The front seats are as comfortable as the rear. Electrically customizable, the front seats also have a memory function. The panel design is brilliant, thanks to the multi-layered use of soft touch material. I don’t like the piano black material around the dash, however the Harman Kardon speakers, rectangular and square slots ensure a messy layout. Once you might confuse the interiors of S60 with cars segmented above.
Indian type S60 comes with a 2-liter engine, a turbocharged gasoline engine that extinguishes 190 hp., 320 Nm of peak torque. Three changeable driving modes come as standard and power is sent to the front wheels. Look for the S60 variants that Volvo sells through markets, T4 Inscription may seem like a compromise. With petrol and diesel power trains, BMW and Mercedes-Benz offer greater freedom to buyers.

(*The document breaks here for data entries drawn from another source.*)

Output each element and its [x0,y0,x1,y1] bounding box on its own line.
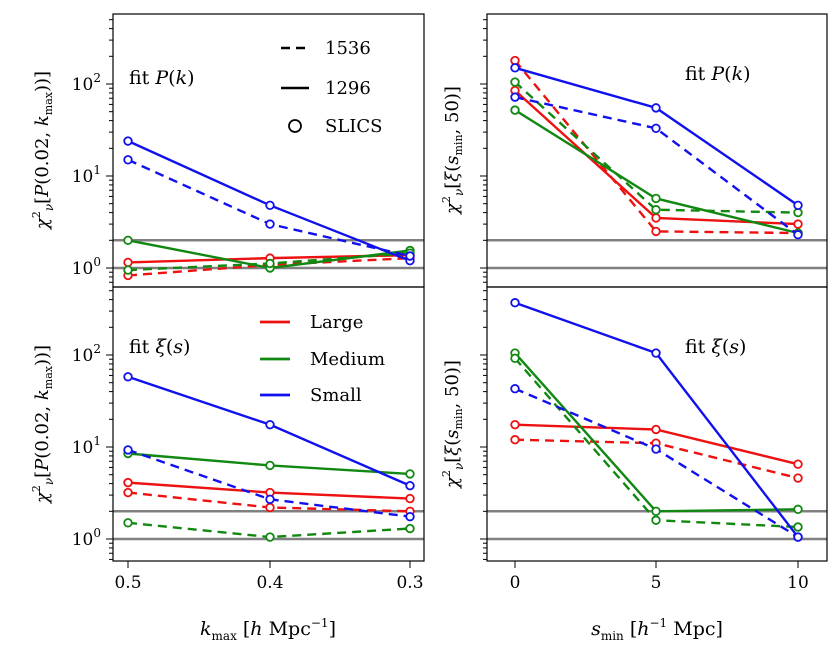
panel-annotation: fit ξ(s) [129,336,190,358]
legend-marker-circle [288,119,302,133]
data-point-large-1296 [123,477,133,488]
panel-bottom-left: 100 101 102 0.5 0.4 0.3 fit ξ(s) [72,286,425,593]
data-point-large-1296 [510,419,520,430]
data-point-large-1536 [123,487,133,498]
data-point-medium-1296 [510,105,520,115]
data-point-small-1536 [123,155,133,165]
data-point-large-1296 [793,459,803,469]
panel-top-left: 100 101 102 fit P(k) [72,13,425,288]
y-tick-label: 101 [72,434,101,458]
data-point-small-1536 [510,92,520,102]
data-point-medium-1296 [651,193,661,204]
panel-annotation: fit P(k) [129,67,195,89]
x-tick-label: 5 [651,573,662,593]
data-point-medium-1296 [123,235,133,246]
data-point-large-1296 [793,219,803,229]
y-axis-label-top-right-text: χ2ν[ξ(smin, 50)] [440,86,466,216]
y-axis-label-top-left: χ2ν[P(0.02, kmax))] [30,71,56,231]
y-tick-label: 102 [72,342,101,366]
legend-label: Medium [310,349,385,370]
data-point-small-1536 [651,444,661,454]
data-point-medium-1536 [123,265,133,275]
data-point-small-1536 [793,230,803,240]
data-point-medium-1536 [510,77,520,87]
data-point-small-1296 [265,200,275,211]
data-point-small-1536 [651,123,661,133]
y-tick-label: 100 [72,526,101,550]
data-point-small-1536 [123,445,133,455]
panel-top-right: fit P(k) [480,13,828,288]
data-point-large-1296 [651,213,661,223]
data-point-medium-1296 [405,469,415,479]
legend-label: SLICS [325,116,383,137]
data-point-large-1536 [651,226,661,237]
data-point-small-1536 [510,384,520,394]
data-point-small-1296 [651,103,661,113]
series-line-large-1536 [514,59,799,235]
y-axis-label-top-right: χ2ν[ξ(smin, 50)] [440,86,466,216]
data-point-medium-1296 [265,460,275,471]
data-point-small-1536 [405,251,415,261]
data-point-small-1296 [123,136,133,146]
panel-frame [112,286,425,562]
data-point-small-1296 [265,419,275,430]
x-axis-label-left: kmax [h Mpc−1] [200,616,336,643]
data-point-small-1296 [651,348,661,358]
panel-annotation: fit ξ(s) [685,336,746,358]
x-tick-label: 0 [510,573,521,593]
data-point-medium-1536 [651,205,661,215]
x-tick-label: 0.3 [396,573,423,593]
data-point-large-1536 [265,502,275,513]
y-axis-label-top-left-text: χ2ν[P(0.02, kmax))] [30,71,56,231]
x-tick-label: 0.4 [256,573,283,593]
legend-label: 1536 [325,38,371,59]
panel-bottom-right: 0 5 10 fit ξ(s) [480,286,828,593]
panel-frame [486,286,828,562]
x-tick-label: 10 [787,573,809,593]
data-point-small-1296 [510,63,520,73]
data-point-small-1296 [510,298,520,308]
legend-label: 1296 [325,78,371,99]
panel-frame [486,13,828,288]
x-axis-label-right: smin [h−1 Mpc] [591,616,723,643]
y-tick-label: 100 [72,255,101,279]
panel-annotation: fit P(k) [685,63,751,85]
data-point-small-1296 [405,480,415,491]
data-point-large-1296 [651,424,661,435]
data-point-medium-1296 [651,506,661,517]
legend-linestyle: 1536 1296 SLICS [281,38,383,137]
data-point-large-1536 [793,473,803,483]
series-line-small-1296 [514,301,799,538]
data-point-medium-1536 [405,523,415,534]
data-point-medium-1536 [265,532,275,542]
y-axis-label-bottom-right-text: χ2ν[ξ(smin, 50)] [440,360,466,490]
data-point-small-1536 [265,219,275,229]
y-axis-label-bottom-left: χ2ν[P(0.02, kmax))] [30,345,56,505]
data-point-small-1536 [405,511,415,522]
y-axis-label-bottom-right: χ2ν[ξ(smin, 50)] [440,360,466,490]
y-tick-label: 101 [72,163,101,187]
x-tick-label: 0.5 [114,573,141,593]
data-point-large-1296 [123,257,133,268]
legend-label: Small [310,385,362,406]
data-point-medium-1536 [651,515,661,525]
data-point-large-1296 [405,493,415,504]
y-axis-label-bottom-left-text: χ2ν[P(0.02, kmax))] [30,345,56,505]
data-point-medium-1536 [123,518,133,528]
data-point-medium-1296 [793,504,803,515]
series-line-small-1536 [514,95,799,236]
data-point-medium-1536 [793,522,803,532]
data-point-small-1296 [793,200,803,211]
series-line-medium-1536 [514,81,799,214]
data-point-small-1296 [123,372,133,382]
legend-color: Large Medium Small [260,312,385,406]
data-point-small-1536 [793,532,803,542]
data-point-large-1536 [510,435,520,445]
data-point-medium-1536 [510,353,520,364]
data-point-medium-1536 [265,258,275,269]
y-tick-label: 102 [72,71,101,95]
data-point-small-1536 [265,494,275,505]
legend-label: Large [310,312,363,333]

Over the years, Volvo has made quite a few changes to the S60’s powerful train. T6 and T8, currently sold worldwide, also get an all-wheel drive transmission, twin chargers and a hybrid engine. T6 could be considered, that said, Volvo aims to keep S60 price competitive to compete with the Germans.
The T4 we have has an engine, lacks a sport-like feel, but is certainly practical, and the results match its rivals. The 2-liter in-line is smooth and refined, cleaning from 1,500 rpm. The turbo delay, however, is evident in the beginning. The motor is not in a hurry, and the needle rises on the accelerator against a slow step. A 0-100kmph sprit can be completed in 7.5 seconds while the top speed is electronically limited to 180 clicks per hour. Even with healthy three-digit speeds, the engine feels mostly stress-free and the cabin is silent like a grave.
The direction is beautifully rated and has weight. The feel isn’t outrageously sporty, the reactions are decent, however compared to a 3 series standard, the S60 may lose a few points on handling.
Worn with 18-inch alloy wheels, the ride quality is flexible over small waves at low speeds. Additional care is guaranteed when maneuvering over the bad roads due to a shallow ground clearance of 122 mm.
Just like comfort, safety is something you can always rely on with Volvo cars. A 5-star crash rating, Volvo believes no one should die in car crashes. Airbags and side curtains make the S60 safe as a castle but high-end driving assistants such as adaptive speed, aid for lane maintenance, support for shock mitigation show Volvo’s commitment to safety.
The performance is not as pleasing as the look, especially since S60 globally has better loaded variants in the form of T6 and T8. That said, at an expected price of 45 to 50 lacquers (ex-showroom), S60 will be a competitive purchase against the German trio.